Fig. 195.—Bronze foot of a piece of furniture. Louvre.
These pieces of furniture show great variety in their forms and decorative motives. Sometimes the ornament is purely geometrical, like that of the foot shown in our Fig. 195, where it is composed of several rings placed one above the other with a bold torus-like swell in the middle. More frequently, however, the bronze uprights end in capitals resembling a bunch of leaves in shape. We have already encountered this type in the ivories, where it occurs in the balustrade of a small window (Vol. I., Fig. 129); we also find it strongly marked in the throne from Van, where the drooping leaves are chiselled with much care. We find the same motive in a small sandstone capital in the British Museum. It is in one piece with its shaft. We are inclined to think it a part of some stone chair in which the forms of wooden and bronze furniture were copied (Fig. 196).[394]
Fig. 196.—Capital and upper part of a small column.

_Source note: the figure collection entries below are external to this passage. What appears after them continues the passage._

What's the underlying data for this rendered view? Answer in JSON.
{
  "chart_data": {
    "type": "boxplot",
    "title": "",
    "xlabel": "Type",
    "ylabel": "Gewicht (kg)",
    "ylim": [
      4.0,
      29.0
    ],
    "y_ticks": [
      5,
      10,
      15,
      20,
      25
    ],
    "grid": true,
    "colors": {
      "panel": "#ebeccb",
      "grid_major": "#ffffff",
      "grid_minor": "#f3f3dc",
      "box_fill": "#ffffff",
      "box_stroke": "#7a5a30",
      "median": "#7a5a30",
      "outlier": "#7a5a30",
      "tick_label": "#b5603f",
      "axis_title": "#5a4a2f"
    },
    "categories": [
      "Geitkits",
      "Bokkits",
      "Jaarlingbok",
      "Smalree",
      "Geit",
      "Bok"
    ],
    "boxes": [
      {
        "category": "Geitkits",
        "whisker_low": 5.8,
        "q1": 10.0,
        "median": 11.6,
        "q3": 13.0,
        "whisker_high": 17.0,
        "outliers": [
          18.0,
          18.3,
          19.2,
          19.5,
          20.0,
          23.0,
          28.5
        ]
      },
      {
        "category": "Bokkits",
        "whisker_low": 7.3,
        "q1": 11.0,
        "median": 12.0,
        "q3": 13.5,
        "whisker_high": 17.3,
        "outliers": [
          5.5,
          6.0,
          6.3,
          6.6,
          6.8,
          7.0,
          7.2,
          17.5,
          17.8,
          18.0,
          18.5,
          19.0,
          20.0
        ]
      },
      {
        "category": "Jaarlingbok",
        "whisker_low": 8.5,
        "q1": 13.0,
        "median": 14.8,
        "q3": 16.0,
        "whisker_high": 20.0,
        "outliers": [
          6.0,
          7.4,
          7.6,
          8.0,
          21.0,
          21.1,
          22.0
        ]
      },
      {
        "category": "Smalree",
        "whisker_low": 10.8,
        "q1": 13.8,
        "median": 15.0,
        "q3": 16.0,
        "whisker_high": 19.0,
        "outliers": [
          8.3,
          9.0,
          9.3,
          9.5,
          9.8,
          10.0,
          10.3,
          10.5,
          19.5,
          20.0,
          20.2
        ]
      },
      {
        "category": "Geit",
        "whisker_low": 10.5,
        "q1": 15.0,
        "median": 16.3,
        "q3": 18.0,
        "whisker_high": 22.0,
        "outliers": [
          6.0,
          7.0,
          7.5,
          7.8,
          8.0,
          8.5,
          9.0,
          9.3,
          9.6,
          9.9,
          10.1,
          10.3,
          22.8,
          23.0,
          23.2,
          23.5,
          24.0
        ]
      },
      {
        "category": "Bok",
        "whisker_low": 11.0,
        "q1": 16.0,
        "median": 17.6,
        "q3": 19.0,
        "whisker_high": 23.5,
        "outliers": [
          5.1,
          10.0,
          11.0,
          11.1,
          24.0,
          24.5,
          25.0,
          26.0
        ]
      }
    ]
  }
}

Height 2 feet. British Museum.
Two pieces of the same kind found at Nimroud are more complex in design. In one we have a bouquet of leaves reminding us of the Corinthian capital (Fig. 197), while, in the other, a band seems to hold two lance heads, opposed to each other at their base, and two bean-shaped fruits, against the shaft (198). As for the feet of all kinds of furniture, the favourite shapes are pine cones (Figs. 47 and 127) and lions’ paws (Figs. 47 and 199).
Figs. 197, 198.—Fragments of bronze furniture; from Layard.
Fig. 199.—Footstool, from a bas-relief; from Layard.